To begin: why parables? Catholics hearing this Gospel passage from the pews today may well think, “That’s great. Yet another odd tale to interpret.” After all, Jesus’s response to the disciples’ question does not come as a direct answer but as three metaphors with distinct cultural meanings for Matthew’s primary audience of late first-century Jewish Christians. C.H. Dodd, the Protestant scholar of the New Testament, notes that parables were commonly employed by the Jewish teachers of Christ’s time and would have been received as ambiguous allegories only by non-Jewish listeners. In The Parables of the Kingdom, Dodd offers perhaps the best-known and most concise overview of this particular mode of storytelling.

“At its simplest the parable is a metaphor or simile drawn from nature or common life, arresting the hearer by its vividness or strangeness, and leaving the mind in sufficient doubt about its precise application to tease it into active thought.”
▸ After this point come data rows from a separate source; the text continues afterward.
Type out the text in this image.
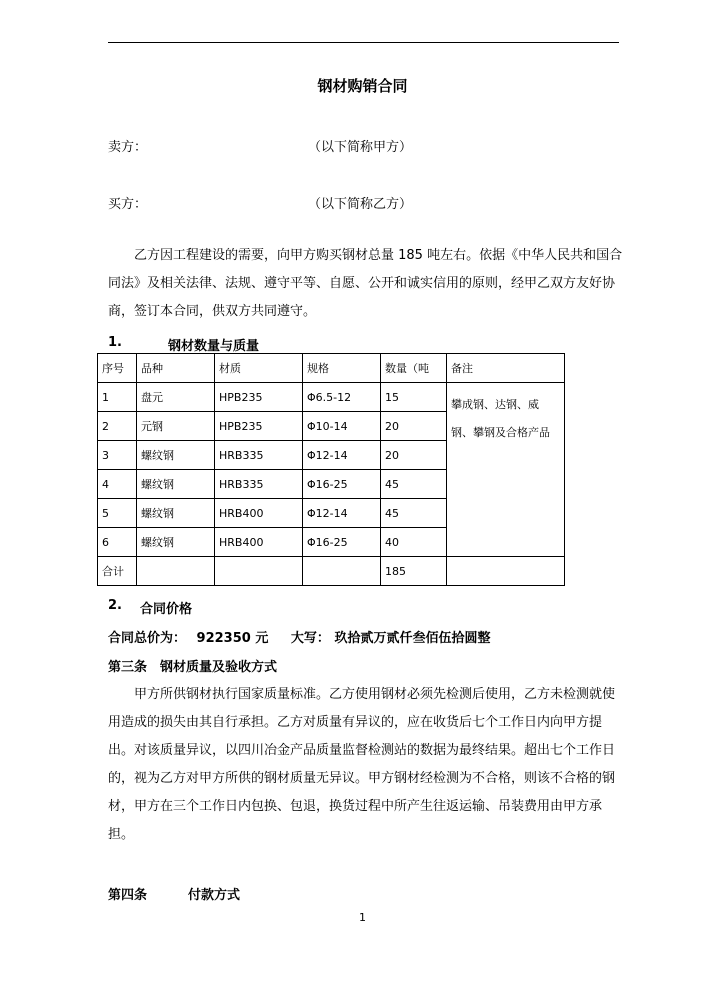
钢材购销合同
卖方：	（以下简称甲方）
买方：	（以下简称乙方）
乙方因工程建设的需要，向甲方购买钢材总量 185 吨左右。依据《中华人民共和国合同法》及相关法律、法规、遵守平等、自愿、公开和诚实信用的原则，经甲乙双方友好协商，签订本合同，供双方共同遵守。
1.	钢材数量与质量
序号	品种	材质	规格	数量（吨	备注
1	盘元	HPB235	Φ6.5-12	15	攀成钢、达钢、威钢、攀钢及合格产品
2	元钢	HPB235	Φ10-14	20	
3	螺纹钢	HRB335	Φ12-14	20	
4	螺纹钢	HRB335	Φ16-25	45	
5	螺纹钢	HRB400	Φ12-14	45	
6	螺纹钢	HRB400	Φ16-25	40	
合计				185	
2. 合同价格
合同总价为： 922350 元 大写： 玖拾贰万贰仟叁佰伍拾圆整
第三条　钢材质量及验收方式
甲方所供钢材执行国家质量标准。乙方使用钢材必须先检测后使用，乙方未检测就使用造成的损失由其自行承担。乙方对质量有异议的，应在收货后七个工作日内向甲方提出。对该质量异议，以四川冶金产品质量监督检测站的数据为最终结果。超出七个工作日的，视为乙方对甲方所供的钢材质量无异议。甲方钢材经检测为不合格，则该不合格的钢材，甲方在三个工作日内包换、包退，换货过程中所产生往返运输、吊装费用由甲方承担。
第四条	付款方式
1
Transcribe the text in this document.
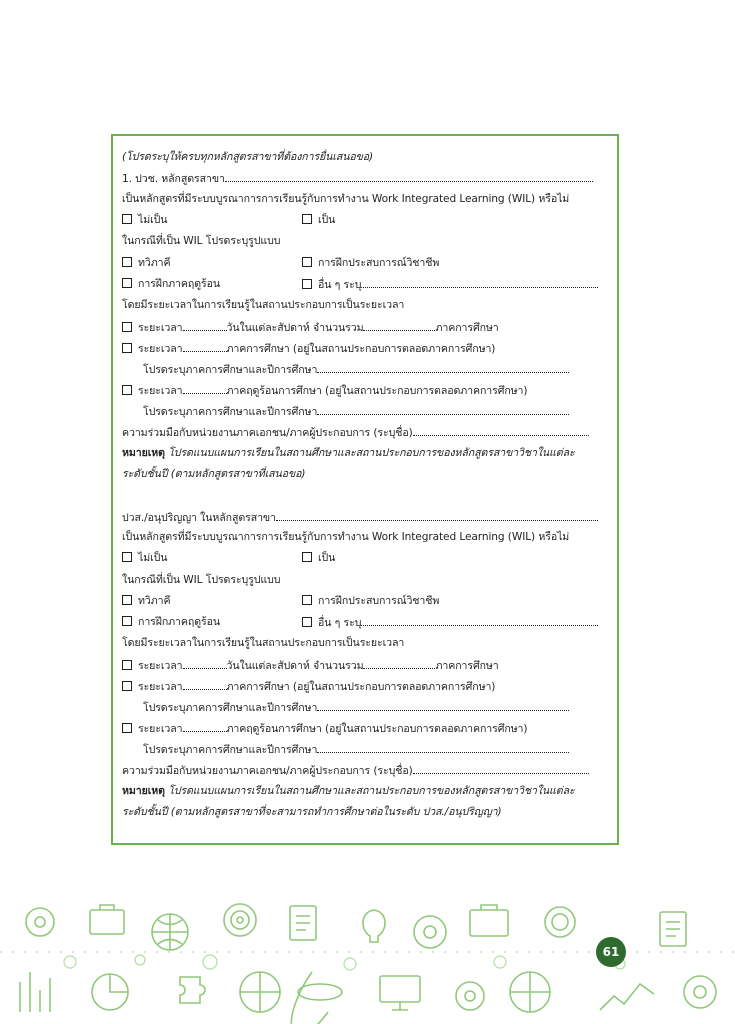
(โปรดระบุให้ครบทุกหลักสูตรสาขาที่ต้องการยื่นเสนอขอ)
1. ปวช. หลักสูตรสาขา
เป็นหลักสูตรที่มีระบบบูรณาการการเรียนรู้กับการทำงาน Work Integrated Learning (WIL) หรือไม่
ไม่เป็น	เป็น
ในกรณีที่เป็น WIL โปรดระบุรูปแบบ
ทวิภาคี	การฝึกประสบการณ์วิชาชีพ
การฝึกภาคฤดูร้อน	อื่น ๆ ระบุ
โดยมีระยะเวลาในการเรียนรู้ในสถานประกอบการเป็นระยะเวลา
ระยะเวลา	วันในแต่ละสัปดาห์ จำนวนรวม	ภาคการศึกษา
ระยะเวลา	ภาคการศึกษา (อยู่ในสถานประกอบการตลอดภาคการศึกษา)
โปรดระบุภาคการศึกษาและปีการศึกษา
ระยะเวลา	ภาคฤดูร้อนการศึกษา (อยู่ในสถานประกอบการตลอดภาคการศึกษา)
โปรดระบุภาคการศึกษาและปีการศึกษา
ความร่วมมือกับหน่วยงานภาคเอกชน/ภาคผู้ประกอบการ (ระบุชื่อ)
หมายเหตุ โปรดแนบแผนการเรียนในสถานศึกษาและสถานประกอบการของหลักสูตรสาขาวิชาในแต่ละ
ระดับชั้นปี (ตามหลักสูตรสาขาที่เสนอขอ)
ปวส./อนุปริญญา ในหลักสูตรสาขา
เป็นหลักสูตรที่มีระบบบูรณาการการเรียนรู้กับการทำงาน Work Integrated Learning (WIL) หรือไม่
ไม่เป็น	เป็น
ในกรณีที่เป็น WIL โปรดระบุรูปแบบ
ทวิภาคี	การฝึกประสบการณ์วิชาชีพ
การฝึกภาคฤดูร้อน	อื่น ๆ ระบุ
โดยมีระยะเวลาในการเรียนรู้ในสถานประกอบการเป็นระยะเวลา
ระยะเวลา	วันในแต่ละสัปดาห์ จำนวนรวม	ภาคการศึกษา
ระยะเวลา	ภาคการศึกษา (อยู่ในสถานประกอบการตลอดภาคการศึกษา)
โปรดระบุภาคการศึกษาและปีการศึกษา
ระยะเวลา	ภาคฤดูร้อนการศึกษา (อยู่ในสถานประกอบการตลอดภาคการศึกษา)
โปรดระบุภาคการศึกษาและปีการศึกษา
ความร่วมมือกับหน่วยงานภาคเอกชน/ภาคผู้ประกอบการ (ระบุชื่อ)
หมายเหตุ โปรดแนบแผนการเรียนในสถานศึกษาและสถานประกอบการของหลักสูตรสาขาวิชาในแต่ละ
ระดับชั้นปี (ตามหลักสูตรสาขาที่จะสามารถทำการศึกษาต่อในระดับ ปวส./อนุปริญญา)
61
For Dodd, the sometimes frustrating ambiguity of biblical parables is a feature, not a bug, that promotes critical thinking and engagement with the text instead of spoon-feeding direct answers to the curious. In today’s narrative, Jesus notes that there is no need to fast, which is associated with mourning, as the bridegroom—that is, Christ himself—is still living. The Scripture scholar Craig S. Keener clarifies that Jesus does not condemn the practice of fasting, but states that now is not the time (cf. Ecc. 3).

Christ’s counter-question about fasting during a wedding feast is, according to Dodd, “unreasonable” because wedding celebrations during Jesus’s era lasted a full week. Who would fast for seven consecutive days? It would be equally unreasonable to patch an old cloak with new cloth, causing the cloak to rip, or to pour fresh wine into old wineskins, causing them to erupt.

Jesus instead calls the disciples to newness, akin to his public ministry that “brings something entirely new, which cannot be accommodated to the traditional system,” writes Dodd. References to new things brought about by the coming of the Lord are abundant in both the Old and New Testaments (cf. Is. 65:17; Eph. 2:15; Heb. 8:13). For example, in Isaiah 43, the prophet foretells Jesus saying, “Forget the former things; do not dwell on the past. See, I am doing a new thing!” (18-9).

What would it mean for us, as Christians, to be new in the Lord? How might we reconsider our own bad habits or wayward patterns of thinking that, like worn cloaks and aged wineskins, cannot nurture the freshness and vitality of God’s living Word?